• anadoluda daha ziyade büyük - iri kurtlara verilen isim...

    hatta bir deyiş olarak "kurt büyür canavar olur" lafzı da kullanılmaktadır hala...
  • cocuklar ye$il yapiskan canavarlardir......
  • ensem ona dönük oraya konuşsun vs müdür bu buna konuş
  • derya uluğ'un dinleyenlere başkası adına utanmak hissini yaşatan şarkısı. arkadaşlar ben şarkı yazdım deyip şu sözleri arkadaşlarıma söylesem uzun vadeli taşak konusu olurum.
  • atlas grubunun selam yabancı isimli albümlerinde aylin aslım'la düet yaptıkları güzel bir şarkı. aylin aslım ve tuna kiremitçinin sesi yan yana gelince şarkı gerçekten de canavar gibi olmuş. tebrikler.

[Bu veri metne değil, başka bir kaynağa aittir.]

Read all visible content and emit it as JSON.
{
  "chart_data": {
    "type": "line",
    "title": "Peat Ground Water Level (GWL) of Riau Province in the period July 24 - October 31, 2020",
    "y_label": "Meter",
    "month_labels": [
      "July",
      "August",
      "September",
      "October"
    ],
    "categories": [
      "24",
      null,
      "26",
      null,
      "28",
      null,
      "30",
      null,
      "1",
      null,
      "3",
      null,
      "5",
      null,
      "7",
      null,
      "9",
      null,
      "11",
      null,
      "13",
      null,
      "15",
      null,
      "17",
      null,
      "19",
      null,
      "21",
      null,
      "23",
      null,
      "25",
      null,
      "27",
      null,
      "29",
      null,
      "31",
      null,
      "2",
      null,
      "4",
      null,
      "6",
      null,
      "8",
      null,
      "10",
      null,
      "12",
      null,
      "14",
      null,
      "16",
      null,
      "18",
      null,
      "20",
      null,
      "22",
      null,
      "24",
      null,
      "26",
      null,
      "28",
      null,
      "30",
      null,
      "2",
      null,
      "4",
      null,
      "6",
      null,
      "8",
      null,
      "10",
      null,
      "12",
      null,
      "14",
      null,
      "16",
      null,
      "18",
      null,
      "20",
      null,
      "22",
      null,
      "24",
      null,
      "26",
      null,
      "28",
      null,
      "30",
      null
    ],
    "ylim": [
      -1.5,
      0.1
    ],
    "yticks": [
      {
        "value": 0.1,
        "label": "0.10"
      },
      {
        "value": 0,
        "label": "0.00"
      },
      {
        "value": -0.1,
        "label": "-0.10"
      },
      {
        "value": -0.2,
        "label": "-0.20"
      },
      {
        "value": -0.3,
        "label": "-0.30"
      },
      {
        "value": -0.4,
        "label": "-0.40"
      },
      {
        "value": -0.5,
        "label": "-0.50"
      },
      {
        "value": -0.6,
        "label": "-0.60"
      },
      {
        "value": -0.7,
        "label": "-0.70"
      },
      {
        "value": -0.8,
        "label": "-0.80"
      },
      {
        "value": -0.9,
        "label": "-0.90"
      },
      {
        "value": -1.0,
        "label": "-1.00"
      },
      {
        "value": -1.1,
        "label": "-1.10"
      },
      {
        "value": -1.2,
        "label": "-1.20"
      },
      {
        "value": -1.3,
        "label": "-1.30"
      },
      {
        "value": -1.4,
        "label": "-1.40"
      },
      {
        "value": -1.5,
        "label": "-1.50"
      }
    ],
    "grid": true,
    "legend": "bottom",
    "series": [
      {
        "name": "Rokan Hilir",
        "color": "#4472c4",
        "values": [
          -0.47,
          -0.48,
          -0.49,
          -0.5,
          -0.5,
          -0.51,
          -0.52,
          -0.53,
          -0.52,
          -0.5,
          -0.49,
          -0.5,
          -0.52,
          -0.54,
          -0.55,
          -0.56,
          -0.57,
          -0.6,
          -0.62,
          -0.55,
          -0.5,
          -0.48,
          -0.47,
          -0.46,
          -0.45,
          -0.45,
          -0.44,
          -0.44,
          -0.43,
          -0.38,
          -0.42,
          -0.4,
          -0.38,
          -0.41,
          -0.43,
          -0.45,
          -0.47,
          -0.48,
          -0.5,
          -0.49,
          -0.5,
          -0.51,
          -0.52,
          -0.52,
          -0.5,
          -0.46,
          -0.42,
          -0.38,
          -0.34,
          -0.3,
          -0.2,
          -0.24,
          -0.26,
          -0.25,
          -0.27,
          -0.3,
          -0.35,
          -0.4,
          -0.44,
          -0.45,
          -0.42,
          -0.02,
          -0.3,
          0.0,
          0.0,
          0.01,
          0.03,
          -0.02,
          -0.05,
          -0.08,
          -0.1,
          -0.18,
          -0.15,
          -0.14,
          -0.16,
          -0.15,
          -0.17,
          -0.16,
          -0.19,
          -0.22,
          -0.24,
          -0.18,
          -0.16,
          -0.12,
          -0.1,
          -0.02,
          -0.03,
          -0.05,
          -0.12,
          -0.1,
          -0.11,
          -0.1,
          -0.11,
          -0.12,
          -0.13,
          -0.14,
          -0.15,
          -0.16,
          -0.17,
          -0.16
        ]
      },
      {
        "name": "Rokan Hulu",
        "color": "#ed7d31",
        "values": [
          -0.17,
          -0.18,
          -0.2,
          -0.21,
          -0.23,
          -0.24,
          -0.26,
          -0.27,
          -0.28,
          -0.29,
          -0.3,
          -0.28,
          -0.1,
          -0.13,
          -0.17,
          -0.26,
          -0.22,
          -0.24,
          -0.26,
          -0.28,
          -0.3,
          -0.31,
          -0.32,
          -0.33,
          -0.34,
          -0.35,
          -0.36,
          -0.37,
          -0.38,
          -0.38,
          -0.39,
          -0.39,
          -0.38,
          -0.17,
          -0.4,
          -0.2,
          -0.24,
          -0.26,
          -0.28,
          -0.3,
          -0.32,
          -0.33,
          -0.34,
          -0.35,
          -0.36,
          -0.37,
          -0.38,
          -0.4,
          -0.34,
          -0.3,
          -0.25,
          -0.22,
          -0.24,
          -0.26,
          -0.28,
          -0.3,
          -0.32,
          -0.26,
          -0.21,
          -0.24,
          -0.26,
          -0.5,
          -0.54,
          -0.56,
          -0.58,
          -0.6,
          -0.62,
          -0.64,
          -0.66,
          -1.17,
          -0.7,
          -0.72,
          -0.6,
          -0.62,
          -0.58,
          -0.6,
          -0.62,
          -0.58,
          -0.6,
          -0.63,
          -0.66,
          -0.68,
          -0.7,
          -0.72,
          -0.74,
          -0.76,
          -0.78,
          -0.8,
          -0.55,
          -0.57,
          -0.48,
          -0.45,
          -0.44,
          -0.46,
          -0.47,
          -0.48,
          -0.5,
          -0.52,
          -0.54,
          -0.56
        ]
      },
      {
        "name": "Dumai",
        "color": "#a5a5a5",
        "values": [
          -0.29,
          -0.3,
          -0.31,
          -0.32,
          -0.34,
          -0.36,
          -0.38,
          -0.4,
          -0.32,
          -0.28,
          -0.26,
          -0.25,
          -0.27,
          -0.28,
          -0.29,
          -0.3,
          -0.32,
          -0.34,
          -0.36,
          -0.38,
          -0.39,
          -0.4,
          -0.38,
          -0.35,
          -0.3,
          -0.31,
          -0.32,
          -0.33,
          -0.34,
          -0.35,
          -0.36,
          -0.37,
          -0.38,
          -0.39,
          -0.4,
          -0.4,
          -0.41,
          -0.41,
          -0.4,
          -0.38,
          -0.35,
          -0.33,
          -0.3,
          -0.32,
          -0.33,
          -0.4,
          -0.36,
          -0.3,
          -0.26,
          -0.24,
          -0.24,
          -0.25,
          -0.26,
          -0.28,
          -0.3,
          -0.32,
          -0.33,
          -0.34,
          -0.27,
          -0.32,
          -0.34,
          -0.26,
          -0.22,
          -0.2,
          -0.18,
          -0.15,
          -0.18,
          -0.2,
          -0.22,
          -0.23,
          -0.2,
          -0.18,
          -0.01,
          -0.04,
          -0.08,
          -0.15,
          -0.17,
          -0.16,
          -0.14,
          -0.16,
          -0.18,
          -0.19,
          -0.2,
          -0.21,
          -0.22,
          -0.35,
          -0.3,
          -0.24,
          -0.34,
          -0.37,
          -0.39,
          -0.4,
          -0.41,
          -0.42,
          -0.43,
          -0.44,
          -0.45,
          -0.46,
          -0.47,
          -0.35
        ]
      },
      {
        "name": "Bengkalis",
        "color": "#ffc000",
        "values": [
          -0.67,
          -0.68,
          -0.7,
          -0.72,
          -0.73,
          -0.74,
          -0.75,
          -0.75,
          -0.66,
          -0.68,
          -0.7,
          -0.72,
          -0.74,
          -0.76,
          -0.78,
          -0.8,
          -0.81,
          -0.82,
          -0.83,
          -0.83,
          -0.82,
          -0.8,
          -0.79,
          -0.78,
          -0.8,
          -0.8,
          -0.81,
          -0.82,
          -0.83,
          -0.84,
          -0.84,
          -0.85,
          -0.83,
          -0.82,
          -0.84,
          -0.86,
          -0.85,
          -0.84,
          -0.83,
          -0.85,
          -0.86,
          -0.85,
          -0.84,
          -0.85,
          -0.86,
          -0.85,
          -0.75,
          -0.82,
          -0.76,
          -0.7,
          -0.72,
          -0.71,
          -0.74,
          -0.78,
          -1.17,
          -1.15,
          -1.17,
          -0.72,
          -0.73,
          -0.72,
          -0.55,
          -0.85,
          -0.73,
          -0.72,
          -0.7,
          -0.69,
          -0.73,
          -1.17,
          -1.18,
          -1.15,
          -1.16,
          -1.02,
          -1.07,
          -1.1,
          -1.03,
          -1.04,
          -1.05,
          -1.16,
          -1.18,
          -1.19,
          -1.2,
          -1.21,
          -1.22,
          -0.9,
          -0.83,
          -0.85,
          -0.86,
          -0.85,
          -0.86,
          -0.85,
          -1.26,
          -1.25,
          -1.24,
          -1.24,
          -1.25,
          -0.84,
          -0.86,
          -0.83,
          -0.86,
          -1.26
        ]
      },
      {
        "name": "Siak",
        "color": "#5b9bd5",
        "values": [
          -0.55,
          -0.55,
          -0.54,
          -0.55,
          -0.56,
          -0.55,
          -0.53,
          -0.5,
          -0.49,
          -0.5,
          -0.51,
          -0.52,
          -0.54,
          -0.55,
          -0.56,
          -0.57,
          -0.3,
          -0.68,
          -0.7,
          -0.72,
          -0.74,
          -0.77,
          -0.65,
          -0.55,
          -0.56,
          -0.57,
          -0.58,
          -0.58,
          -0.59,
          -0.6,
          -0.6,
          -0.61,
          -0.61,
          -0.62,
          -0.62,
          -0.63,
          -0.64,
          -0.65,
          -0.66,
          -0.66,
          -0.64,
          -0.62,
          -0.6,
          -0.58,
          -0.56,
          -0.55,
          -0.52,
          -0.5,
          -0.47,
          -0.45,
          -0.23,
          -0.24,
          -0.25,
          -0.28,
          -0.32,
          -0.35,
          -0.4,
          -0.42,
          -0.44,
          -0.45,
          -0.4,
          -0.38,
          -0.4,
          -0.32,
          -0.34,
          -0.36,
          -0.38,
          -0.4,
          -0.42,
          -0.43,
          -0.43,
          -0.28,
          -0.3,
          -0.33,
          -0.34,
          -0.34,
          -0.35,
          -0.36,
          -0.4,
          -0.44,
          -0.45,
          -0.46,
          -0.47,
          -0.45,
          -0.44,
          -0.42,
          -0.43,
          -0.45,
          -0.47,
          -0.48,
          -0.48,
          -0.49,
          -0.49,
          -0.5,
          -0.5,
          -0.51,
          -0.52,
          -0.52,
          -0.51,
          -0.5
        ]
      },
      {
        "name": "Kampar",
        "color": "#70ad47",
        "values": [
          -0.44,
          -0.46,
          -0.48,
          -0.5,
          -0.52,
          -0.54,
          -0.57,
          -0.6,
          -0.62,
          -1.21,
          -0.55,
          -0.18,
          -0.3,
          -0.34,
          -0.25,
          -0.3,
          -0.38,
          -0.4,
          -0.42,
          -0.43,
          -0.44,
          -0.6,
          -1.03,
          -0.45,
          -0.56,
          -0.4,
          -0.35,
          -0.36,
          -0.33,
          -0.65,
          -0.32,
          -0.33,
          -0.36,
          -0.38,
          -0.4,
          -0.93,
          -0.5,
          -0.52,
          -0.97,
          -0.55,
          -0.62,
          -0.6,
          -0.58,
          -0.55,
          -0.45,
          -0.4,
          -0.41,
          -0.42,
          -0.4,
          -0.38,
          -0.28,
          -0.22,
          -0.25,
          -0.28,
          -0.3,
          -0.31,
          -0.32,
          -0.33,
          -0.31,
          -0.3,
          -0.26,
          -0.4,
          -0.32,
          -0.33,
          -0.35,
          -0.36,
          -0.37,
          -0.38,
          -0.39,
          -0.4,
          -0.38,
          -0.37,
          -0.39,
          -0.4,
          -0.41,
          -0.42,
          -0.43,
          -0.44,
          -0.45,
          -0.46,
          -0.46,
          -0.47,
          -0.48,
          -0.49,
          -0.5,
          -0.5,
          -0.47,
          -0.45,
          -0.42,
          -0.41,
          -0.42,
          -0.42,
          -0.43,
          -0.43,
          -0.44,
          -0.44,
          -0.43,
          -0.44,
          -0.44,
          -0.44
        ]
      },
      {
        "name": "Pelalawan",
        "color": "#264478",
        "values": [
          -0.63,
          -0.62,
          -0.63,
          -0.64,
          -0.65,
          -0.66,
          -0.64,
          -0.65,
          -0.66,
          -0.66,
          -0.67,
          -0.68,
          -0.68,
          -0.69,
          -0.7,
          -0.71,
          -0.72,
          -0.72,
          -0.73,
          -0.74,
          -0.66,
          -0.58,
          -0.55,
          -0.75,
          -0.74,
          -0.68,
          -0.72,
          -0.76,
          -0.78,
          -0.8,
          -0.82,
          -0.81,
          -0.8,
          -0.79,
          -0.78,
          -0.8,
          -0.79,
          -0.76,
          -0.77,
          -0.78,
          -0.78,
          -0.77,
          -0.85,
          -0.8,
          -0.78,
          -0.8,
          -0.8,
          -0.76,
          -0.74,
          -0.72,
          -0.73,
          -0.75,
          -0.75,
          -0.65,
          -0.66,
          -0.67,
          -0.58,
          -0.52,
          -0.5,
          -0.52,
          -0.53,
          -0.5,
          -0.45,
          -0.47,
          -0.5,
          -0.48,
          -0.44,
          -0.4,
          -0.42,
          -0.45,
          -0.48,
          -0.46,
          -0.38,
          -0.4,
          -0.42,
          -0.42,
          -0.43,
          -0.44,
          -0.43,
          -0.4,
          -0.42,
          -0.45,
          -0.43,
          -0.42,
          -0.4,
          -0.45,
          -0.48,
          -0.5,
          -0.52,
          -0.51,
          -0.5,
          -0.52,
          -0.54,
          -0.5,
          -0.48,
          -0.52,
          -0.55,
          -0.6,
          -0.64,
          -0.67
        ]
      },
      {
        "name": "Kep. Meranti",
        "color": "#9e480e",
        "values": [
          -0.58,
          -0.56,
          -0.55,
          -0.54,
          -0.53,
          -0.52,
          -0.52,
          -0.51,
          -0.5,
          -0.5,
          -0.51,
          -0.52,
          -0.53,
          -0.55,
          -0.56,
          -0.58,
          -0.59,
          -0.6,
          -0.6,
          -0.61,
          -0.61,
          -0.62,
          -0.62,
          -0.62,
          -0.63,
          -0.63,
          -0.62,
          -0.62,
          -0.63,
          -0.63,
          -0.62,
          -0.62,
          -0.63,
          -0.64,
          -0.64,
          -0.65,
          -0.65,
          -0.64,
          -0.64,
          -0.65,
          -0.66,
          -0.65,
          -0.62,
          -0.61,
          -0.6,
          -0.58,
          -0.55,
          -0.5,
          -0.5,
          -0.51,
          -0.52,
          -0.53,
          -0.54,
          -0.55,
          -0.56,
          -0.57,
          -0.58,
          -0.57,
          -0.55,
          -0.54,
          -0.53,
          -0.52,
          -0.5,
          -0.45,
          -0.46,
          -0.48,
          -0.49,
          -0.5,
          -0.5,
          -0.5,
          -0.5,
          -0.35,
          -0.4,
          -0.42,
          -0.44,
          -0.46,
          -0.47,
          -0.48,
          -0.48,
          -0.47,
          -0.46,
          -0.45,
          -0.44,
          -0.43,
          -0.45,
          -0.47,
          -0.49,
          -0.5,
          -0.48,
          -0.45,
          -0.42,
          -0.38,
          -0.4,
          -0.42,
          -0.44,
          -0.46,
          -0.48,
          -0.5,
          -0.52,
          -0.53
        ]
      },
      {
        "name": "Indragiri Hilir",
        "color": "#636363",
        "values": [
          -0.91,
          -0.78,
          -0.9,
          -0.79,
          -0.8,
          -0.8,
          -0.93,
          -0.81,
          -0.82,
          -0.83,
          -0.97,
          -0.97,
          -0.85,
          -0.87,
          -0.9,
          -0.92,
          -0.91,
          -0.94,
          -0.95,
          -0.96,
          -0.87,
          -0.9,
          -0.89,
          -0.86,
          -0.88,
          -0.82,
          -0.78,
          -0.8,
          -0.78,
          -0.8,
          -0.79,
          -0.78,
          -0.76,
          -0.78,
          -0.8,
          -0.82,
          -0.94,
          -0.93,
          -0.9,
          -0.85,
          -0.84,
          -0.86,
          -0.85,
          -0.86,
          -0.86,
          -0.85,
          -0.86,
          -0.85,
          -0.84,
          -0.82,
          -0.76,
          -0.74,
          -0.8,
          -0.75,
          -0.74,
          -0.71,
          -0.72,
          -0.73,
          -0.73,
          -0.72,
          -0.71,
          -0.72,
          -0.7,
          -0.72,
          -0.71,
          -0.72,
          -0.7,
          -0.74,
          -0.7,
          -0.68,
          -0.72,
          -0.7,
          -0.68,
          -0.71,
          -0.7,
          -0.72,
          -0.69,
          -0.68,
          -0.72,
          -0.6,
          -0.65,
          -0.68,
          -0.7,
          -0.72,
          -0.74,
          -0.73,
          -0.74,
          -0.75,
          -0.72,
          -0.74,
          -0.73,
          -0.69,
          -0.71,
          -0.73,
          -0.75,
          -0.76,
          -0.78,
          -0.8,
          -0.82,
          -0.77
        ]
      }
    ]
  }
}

    canavar gibi sevdim seni
    canavar gibi özledim ama
    öyle bir yara açtın ki bende
    canavarlara benzedim

    bir zamanlar kaygısızdım
    bir pençede devirirdim dağları
    alevler saçardım hep senin uğruna
    canavarmışım neyleyim

    kanatlarım yandı sen gittiğinde
    bugün hala düşmekteyim
    insanlar gibi mutluyum derken
    canavar gibi ölmekteyim

    bugünlerde hiç tadım yok
    ne tufan ne deprem isterim
    öyle bir yara açtın ki bende
    canavarlara benzedim

    kanatlarım yandı sen gittiğinde
    bugün hala düşmekteyim
    insanlar gibi mutluyum derken
    canavar gibi ölmekteyim
    şu halime gülmekteyim

    kanatlarım yandı sen gittiğinde
    bugün hala düşmekteyim
    insanlar gibi mutluyum derken
    canavar gibi ölmekteyim
  • can ve aver* sozcuklerinin birlesmesiyle meydana gelmis yeni bir sozcuk..anlami haliyle: can alan yani bildigimiz canavar
  • butun canavarlarım cıktı bugun gun ısıgına,
    tek tek ve sırayla

    birincisi;
    yapıs yapıs salyaları,
    beyazı kan canagı, bebegi sekılsız renkte gözleri,
    korkunc agzı açık, yarısı dökülmüş sivri dişleri,
    ve iğrenç sesi göbeğimi parçalarcasına
    böğürerek çıktı.
    hak edip alamadıklarımın derdindeydi.
    aşktı, sevgiydi, ilgiydi, şevkatti, saygıydı ve saireydi.
    "böyle taleb edilmez" demiştim çok ama eğitememiştim.
    ruhum aç kaldıkça, gözyaşlarım artınca habire beslenmiş
    en sonunda harekete geçmişti.

    ikincisi;
    kocaman gözlü, uzun kirpikli,
    tavşan kulaklıydı,
    aqrsız mı arsız,
    sevimli mi sevimli.
    mırflıyarak:
    "onu da alabilir miyiz, bunu da alabilir miyiz, nolur nolur"
    diye yalvarıyor,
    kendi mutlu olursa bi ihtimal,
    ilk canavarın tahribatına merhem olacağına ikna ediyordu beni.

    üçüncüsü;
    küskün küskün bakıyor,
    ağzını büzmüş tek kelime etmiyordu.
    anlıyordum tabi ben,
    kıskanıyordu ama malı mülkü değil:
    anneyi kardeşten, sevgiliyi arkadaştan, insanı insandan.
    acaip uzun bir listesi vardı elinde,
    sevdiklerimin bensiz yaptıklarını sıralayıp
    sıralayıp sıralayıp küsüyordu.

    butun canavarlarım cıktı bugün gün ışığına,
    tek tek ve sırayla
    butun canavarlarım çıktı bugün gün ışığına,
    tam da hepsini yendim sanmışken,
    birleşip, cesaretlerine göre bir sırayla saldırdılar.

    hepsi bendim, hepsini tanıyordum,
    hakim olmak hep zordu zaten.
    hem,
    hakim olmayı manasız buluyordum.
  • tek haneli yaşlarımızda duyduğumuz olmayan bir canlıdır.
    aklımda hep önüne gelen şeyi yok eden, yiyen, yutan bir imge canlanırdı.
  • farsça "can alan" değil "can taşıyan" manasına gelir. zira burada "aver" eki sahip olan, taşıyan anlamındadır. ama farsçada canavar kelimesi(canaver) bitkileri değil sadece hayvanatı kasteder.